From Cloneversation:
“So often the male perspective is our default perspective in television, in film, and in all kinds of different media and I think that this show [Orphan Black] does is it just goes, ‘nope.’ Women can be all these different things. It’s played by the same actress but we have the potential for so many things and not defined by how we look necessarily because it’s just me…I don’t feel responsible, I feel proud of it.”

From People:
“I don’t think that any woman in this industry hasn’t [experienced sexism] — I think we all have in various ways, and sometimes you can’t even tell that it’s happening because it’s so ingrained in the way things are structured. Seventy or 80 percent of the people on set are male — directors, writers, producers, people in positions of power, but that’s shifting too.”


From the Women Who Kick Ass panel (2014 San Diego Comic Con):
“A lot of different men will come on as day players or guest parts, and I recognize that there’s a certain strength that I have now, or a certain command that I have being one of the leads on the show that I hadn’t had before … Just owning that space and not being expected, as a woman, to shrink, or curtsy, or any of those sort of things.”

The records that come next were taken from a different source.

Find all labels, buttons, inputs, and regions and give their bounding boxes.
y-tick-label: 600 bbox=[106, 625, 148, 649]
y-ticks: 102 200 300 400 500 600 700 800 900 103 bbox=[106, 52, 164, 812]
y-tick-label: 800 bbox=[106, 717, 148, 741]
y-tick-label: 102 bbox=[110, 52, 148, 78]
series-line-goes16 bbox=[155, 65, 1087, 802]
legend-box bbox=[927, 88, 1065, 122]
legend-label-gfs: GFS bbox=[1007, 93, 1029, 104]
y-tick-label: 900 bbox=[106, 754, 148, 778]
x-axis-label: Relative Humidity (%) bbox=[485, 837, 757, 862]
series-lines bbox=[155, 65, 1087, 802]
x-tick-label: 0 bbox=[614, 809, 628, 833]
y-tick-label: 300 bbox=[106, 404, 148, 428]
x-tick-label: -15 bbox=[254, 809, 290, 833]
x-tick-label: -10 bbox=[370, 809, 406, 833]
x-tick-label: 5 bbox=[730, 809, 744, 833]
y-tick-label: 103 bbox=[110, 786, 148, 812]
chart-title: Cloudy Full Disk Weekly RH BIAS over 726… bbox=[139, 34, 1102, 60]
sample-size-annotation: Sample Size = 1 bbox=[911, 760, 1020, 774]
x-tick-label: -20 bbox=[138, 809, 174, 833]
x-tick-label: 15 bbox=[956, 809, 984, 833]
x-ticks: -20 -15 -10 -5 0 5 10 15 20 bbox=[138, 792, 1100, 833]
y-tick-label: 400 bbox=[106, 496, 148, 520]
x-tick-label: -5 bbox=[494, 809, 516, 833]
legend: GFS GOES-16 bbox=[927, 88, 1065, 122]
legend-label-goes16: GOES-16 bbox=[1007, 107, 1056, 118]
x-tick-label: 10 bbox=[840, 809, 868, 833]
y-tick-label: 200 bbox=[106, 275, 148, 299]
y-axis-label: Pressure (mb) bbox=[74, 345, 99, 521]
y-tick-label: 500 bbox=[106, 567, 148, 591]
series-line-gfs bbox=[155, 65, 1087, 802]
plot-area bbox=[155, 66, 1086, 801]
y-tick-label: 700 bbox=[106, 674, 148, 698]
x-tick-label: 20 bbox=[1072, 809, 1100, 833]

From her New York Times profile:
“She called me out — rightly, and in the nicest way possible — for internalized sexism when I compared Tina Fey unfavorably with Amy Poehler. ‘You don’t pit the Coen brothers against each other, you know what I mean?’ She’s right, of course. It brought to mind the narrative cleverness of ‘Orphan Black,’ which joins the clones together rather than make them compete.”


From Elle Magazine:
It can sound precious to say that we’re exploring the potential of every woman to be anything, but I truly believe that’s what we’re doing. Seeing complex women in the leads of every single story line is exciting.”

From etalk:
“It’s about autonomy, and the lack of it; about ownership of your body and image. It’s about gender stereotypes, which we explore and bust open. This is all still very relevant to women — and to men, too.”


Gifs: giphy

8 responses to “Reel Woman Of The Week: Tatiana Maslany

  1. Tatiana Maslany! She has such insightful comments to make about the industry and her experiences as a female. It really saddens me that we still have such double standards when it comes to telling stories about women; somehow when a show or movie manages to tell a successful and meaningful story about a strong woman, there’s instantly so much buzz and chatter around the accomplishment. As if we are so starved for diverse narratives about women. I see it also in the work of fiction. I personally think it’s gotten little better, but there’s still a long way to go. Thanks for shedding light in your Women of the Week articles!